The socket wrapper code keeps track of the unix_fds of the sockets it's wrapping, because it can also _not_ wrap other fds.
Now, I've been trying to connect this in dlls/ws2_32/socket.c:WSASocketW() by getting the unix_fd of the SOCKET the create_socket wineserver call returns, by calling get_sock_fd().
Now I noticed that every time I call this for the same SOCKET, the unix_fd increases by 1, effectively killing the tracking socket_wrapper does.

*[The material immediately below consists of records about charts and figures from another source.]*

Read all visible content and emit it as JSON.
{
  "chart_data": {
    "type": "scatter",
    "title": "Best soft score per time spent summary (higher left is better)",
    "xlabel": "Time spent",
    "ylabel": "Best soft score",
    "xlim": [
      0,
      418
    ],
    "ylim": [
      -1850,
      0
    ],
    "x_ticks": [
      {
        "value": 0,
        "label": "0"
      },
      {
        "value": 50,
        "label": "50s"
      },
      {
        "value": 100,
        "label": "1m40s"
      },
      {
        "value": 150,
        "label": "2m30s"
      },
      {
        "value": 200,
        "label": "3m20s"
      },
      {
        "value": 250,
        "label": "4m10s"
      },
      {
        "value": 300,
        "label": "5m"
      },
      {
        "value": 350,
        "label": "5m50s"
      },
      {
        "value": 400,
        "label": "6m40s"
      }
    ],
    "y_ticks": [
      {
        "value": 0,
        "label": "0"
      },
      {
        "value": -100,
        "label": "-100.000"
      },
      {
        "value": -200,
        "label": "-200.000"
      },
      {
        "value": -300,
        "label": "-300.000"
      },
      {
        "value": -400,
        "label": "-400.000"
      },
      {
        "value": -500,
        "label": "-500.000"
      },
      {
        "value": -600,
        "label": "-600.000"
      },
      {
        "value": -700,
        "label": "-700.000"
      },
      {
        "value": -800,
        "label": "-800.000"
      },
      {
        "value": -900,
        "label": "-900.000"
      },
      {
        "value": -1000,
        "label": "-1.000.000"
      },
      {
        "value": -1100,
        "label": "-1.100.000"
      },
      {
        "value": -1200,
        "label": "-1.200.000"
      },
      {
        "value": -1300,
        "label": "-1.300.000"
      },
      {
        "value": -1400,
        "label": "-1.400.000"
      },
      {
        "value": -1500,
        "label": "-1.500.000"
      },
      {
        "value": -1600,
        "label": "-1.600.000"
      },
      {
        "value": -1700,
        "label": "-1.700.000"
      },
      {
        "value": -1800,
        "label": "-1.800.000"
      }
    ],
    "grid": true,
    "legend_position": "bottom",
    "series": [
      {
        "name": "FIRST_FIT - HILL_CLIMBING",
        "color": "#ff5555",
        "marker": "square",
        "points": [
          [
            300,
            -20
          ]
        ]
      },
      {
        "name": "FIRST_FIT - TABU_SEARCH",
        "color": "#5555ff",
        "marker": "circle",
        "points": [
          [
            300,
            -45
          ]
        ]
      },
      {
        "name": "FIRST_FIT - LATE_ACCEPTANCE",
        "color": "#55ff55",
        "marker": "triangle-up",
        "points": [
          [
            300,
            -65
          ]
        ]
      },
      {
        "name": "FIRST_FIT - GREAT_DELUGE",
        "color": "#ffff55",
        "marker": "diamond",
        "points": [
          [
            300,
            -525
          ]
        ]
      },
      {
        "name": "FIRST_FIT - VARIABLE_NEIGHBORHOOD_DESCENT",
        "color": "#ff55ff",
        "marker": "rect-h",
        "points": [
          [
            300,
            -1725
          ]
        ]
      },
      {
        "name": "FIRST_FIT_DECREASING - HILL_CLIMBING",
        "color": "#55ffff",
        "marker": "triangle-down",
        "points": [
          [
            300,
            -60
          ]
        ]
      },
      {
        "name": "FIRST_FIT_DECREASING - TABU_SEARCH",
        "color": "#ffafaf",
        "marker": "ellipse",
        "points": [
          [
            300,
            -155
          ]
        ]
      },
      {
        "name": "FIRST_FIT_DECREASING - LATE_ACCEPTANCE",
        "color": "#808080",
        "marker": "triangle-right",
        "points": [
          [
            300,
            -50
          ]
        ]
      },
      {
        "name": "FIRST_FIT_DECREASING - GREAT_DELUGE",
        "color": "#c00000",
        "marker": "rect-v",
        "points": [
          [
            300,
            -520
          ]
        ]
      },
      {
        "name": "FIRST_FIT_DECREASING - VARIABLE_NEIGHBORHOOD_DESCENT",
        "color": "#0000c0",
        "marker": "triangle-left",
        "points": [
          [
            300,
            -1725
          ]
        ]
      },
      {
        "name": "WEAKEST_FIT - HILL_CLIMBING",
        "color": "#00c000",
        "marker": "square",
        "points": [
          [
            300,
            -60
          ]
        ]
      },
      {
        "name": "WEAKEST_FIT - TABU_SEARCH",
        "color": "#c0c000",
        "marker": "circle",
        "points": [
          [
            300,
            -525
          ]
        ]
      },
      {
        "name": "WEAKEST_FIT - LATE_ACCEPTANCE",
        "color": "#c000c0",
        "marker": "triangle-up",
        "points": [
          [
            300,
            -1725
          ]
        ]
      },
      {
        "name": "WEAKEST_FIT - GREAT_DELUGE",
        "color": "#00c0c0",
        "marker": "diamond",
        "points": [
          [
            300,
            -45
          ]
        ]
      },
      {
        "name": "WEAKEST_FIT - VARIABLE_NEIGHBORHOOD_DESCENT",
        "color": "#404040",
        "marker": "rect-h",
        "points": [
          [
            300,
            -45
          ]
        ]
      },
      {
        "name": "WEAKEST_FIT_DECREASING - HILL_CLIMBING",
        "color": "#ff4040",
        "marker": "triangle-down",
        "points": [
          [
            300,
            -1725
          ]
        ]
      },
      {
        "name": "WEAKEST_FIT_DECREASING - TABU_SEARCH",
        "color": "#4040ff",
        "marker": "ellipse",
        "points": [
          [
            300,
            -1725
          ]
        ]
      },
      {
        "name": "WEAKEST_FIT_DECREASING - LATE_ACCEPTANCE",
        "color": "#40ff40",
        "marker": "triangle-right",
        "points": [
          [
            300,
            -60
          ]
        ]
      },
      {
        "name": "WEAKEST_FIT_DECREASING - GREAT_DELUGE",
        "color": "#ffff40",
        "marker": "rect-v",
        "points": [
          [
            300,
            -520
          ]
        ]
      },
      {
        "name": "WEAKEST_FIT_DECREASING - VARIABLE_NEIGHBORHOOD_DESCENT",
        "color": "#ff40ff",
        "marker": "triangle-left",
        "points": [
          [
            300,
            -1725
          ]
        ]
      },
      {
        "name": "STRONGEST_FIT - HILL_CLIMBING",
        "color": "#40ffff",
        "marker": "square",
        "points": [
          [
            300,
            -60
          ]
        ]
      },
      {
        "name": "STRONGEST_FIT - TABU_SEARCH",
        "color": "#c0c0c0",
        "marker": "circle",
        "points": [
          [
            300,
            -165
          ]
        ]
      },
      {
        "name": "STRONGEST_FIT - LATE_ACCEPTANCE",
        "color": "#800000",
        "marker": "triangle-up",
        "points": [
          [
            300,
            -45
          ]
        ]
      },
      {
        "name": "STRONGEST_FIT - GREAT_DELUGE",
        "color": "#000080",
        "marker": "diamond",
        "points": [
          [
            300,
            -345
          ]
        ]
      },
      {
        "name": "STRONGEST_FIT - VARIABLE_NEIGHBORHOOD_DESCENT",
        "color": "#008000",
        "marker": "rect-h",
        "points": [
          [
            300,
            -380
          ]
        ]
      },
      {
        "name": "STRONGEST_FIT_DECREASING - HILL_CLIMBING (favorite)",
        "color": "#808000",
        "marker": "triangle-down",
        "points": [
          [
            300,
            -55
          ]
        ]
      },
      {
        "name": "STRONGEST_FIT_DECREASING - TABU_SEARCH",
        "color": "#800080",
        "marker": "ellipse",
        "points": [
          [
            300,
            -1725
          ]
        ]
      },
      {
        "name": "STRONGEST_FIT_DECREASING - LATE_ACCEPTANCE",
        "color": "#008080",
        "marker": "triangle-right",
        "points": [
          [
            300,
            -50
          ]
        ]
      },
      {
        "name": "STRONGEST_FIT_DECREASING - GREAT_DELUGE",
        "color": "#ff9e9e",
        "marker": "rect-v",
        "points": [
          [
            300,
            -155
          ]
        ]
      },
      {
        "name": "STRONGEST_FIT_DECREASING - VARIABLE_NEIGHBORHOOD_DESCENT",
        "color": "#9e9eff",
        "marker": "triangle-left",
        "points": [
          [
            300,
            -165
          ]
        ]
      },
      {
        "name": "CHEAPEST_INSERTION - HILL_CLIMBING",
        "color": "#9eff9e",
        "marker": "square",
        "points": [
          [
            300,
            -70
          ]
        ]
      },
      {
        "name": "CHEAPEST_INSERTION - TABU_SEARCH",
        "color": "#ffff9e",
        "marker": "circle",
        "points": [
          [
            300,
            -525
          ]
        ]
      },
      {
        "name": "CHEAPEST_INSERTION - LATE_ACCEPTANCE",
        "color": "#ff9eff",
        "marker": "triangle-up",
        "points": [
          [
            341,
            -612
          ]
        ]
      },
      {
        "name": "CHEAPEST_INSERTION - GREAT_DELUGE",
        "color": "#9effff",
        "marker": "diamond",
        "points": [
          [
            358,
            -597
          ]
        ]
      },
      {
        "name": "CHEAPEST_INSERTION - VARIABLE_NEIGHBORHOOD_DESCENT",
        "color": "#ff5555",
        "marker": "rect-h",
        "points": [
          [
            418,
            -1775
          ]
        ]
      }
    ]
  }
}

After some more digging, upstream of the get_sock_fd call, the server_get_unix_fd() call always gets the same fd, either from wineserver or from the cache. wine_server_handle_to_fd() then seems to call dup() on the unix_fd. This seems to be needed because for some reason unix fds are used only temporary, so get_sock_fd is always followed by release_sock_fd(), which calls a close(). Why is this handled this way?
Cheers, Kai
Kai Blin kai.blin@gmail.com writes:
After some more digging, upstream of the get_sock_fd call, the server_get_unix_fd() call always gets the same fd, either from wineserver or from the cache. wine_server_handle_to_fd() then seems to call dup() on the unix_fd. This seems to be needed because for some reason unix fds are used only temporary, so get_sock_fd is always followed by release_sock_fd(), which calls a close(). Why is this handled this way?
Because the file descriptor has to remain valid until it is released, so we have to dup() it as it may get closed from a different thread in the meantime. We can avoid the dup() in some cases in ntdll, but not in other dlls since it would let anybody screw up the fd cache.